En tant qu’association luttant contre la censure et la surveillance, la Quadrature du Net s’est saisie du sujet. Initiatrice de la campagne Technopolice, elle a organisé le 14 janvier à la Flèche d’Or la soirée «  JO sécuritaires, l’étau se resserre  », afin de discuter et débattre du phénomène des Jeux olympiques comme accélérateur de surveillance.

Technopolice et urbanisation néolibérale

La soirée a donné lieu à des discussions entre Matheus Viegas Ferrari, doctorant en anthropologie et en relations internationales, le collectif Saccage 2024 et Marianna Kontos, architecte-urbaniste.

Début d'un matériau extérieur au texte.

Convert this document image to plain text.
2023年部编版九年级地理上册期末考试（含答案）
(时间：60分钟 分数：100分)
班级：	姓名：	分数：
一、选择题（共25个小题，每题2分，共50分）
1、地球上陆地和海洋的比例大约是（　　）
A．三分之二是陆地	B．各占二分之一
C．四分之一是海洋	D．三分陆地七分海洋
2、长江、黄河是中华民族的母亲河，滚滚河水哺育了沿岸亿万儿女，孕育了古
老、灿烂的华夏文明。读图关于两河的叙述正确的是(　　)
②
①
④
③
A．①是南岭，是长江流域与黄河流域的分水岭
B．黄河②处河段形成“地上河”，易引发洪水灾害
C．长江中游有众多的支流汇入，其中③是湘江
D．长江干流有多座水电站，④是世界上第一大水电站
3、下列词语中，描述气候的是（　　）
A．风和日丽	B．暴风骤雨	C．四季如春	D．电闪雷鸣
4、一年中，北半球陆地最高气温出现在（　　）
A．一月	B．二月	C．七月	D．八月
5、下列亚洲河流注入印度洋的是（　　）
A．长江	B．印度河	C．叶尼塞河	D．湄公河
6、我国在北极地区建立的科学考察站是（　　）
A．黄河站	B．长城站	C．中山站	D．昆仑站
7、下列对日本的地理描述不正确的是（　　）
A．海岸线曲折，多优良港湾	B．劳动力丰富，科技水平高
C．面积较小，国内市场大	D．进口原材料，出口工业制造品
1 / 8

Ces échanges, illustrés par l’expérience des JO de Rio et la situation actuelle en Seine-Saint-Denis, ont mis en avant l’outil qu’étaient les JO en tant que prétexte au déploiement d’un arsenal judiciaire répressif et d’une urbanisation néolibérale forcée dans les quartiers populaires.

Côté lutte, la Quadrature a animé un atelier sur les demandes de Commission d’accès aux documents administratifs (Cada), outil qu’ils et elles utilisent pour obtenir des informations sur les projets technopolices envisagés par les communes. S’informer et jeter la lumière sur ces projets permet souvent de mobiliser localement et de forcer les communes à les abandonner. Profitons des outils que l’État met à notre disposition pour l’attaquer.

Bien que la Quadrature lutte principalement contre l’article 7, le projet de loi vise à éclairer un certain nombre de points restés en suspens avec la première loi Olympique, comme la criminalisation de certains comportements qui permettront la répression de militantes et militants écologistes.

La loi va également octroyer plus de pouvoirs aux agents de sécurité privée  : face au manque d’environ 20 000 agents, il va y avoir besoin de beaucoup d’agents privés, et une incitation des chômeurs et chômeuses en Île-de-France pour combler le manque n’est pas à exclure.

Ce projet de loi va faire basculer la France toujours plus loin dans une société de surveillance policière. Nous devrons exiger publiquement l’interdiction de ces dispositifs de surveillance et d’analyse totale de nos comportements dans l’espace public.